One of the biggest challenges facing online payment providers is fraud. As digital payments have boomed, so too have the number of fraudsters attempting to game the system.
To combat fraud, WePay, an API-centric payment provider that launched in 2008, built Veda, a custom risk engine that the company uses to identify fraud patterns and create risk scores for every customer transaction.
In an effort to make Veda's risk analyses even more robust and identify subtle fraud patterns, WePay recently unveiled a new API at the Finovate Spring conference. The Veda Risk API, which WePay bills as the first of its kind, allows the company's merchants to provide additional data points they collect about their customers to WePay so that Veda can create custom risk scores for their transactions.
The first WePay merchant using the new capabilities of the Veda Risk API is mobile invoicing service InvoiceASAP. According to Paul Hoeper, the company's CEO, InvoiceASAP submits data it collects from the 125,000 invoices it processes each month to WePay's Veda Risk API. WePay analyzes InvoiceASAP's data, looking for fraud patterns, and factoring those into its ultimate determination of the risk associated with the transaction.

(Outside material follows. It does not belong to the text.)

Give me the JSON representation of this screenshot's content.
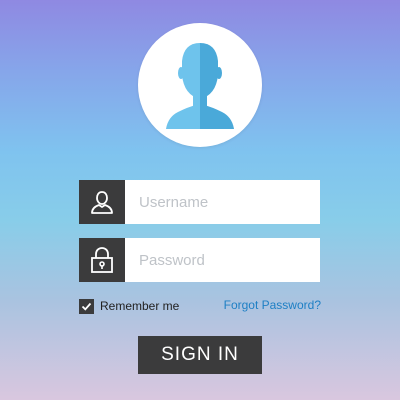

"Veda easily adapts to incorporate any type of information our platform partners may have available. We evaluate hundreds of data signals per transaction and with our new Risk API we will continue to add even more," WePay's VP of Risk John Canfield explained.
According to WePay, Veda has been able to reduce losses "by over 75% year over year without adding any additional fields to signup or checkout." To accomplish this, WePay looks at data from a variety of sources, including social networks like Facebook, Twitter and LinkedIn. By allowing WePay customers to submit their own customer data for analysis by Veda, WePay has the potential to reduce losses even further. As WePay's Canfield observes, "WePay recognizes that no two platforms are the same and neither are their fraud patterns."
Coming soon: personalized APIs
Personalization is common on the web. In fact, not a day goes by in which the average consumer doesn't interact with personalized content. Online retailers, for instance, routinely use data to display products that are more likely to be of interest to a specific user. The goal of personalization: offer a better, more relevant experience, producing a greater return in the process.
Personalization is not yet ubiquitous in the world of APIs, but with API usage booming, it's only a matter of time before companies begin exploring the ways they can personalize their APIs for the applications and services that are consuming them.
WePay's Veda Risk API is a good example of what API personalization will often look like: API consumers feed their own data to an API which uses the data to provide responses that have been adapted specifically for that consumer. Instead of one-size fits all APIs, companies will offer flexible APIs that respond to the needs of individual consumers. When done right, this will give providers the ability to deliver a much more useful and effective API for their customers.
In competitive markets, personalization could even become a crucial differentiator and retention tool. By taking in data from customers and using it to make their APIs more effective, companies like WePay might even be able to create a variant of the kind of network effects that have proven to be so valuable for consumer internet companies.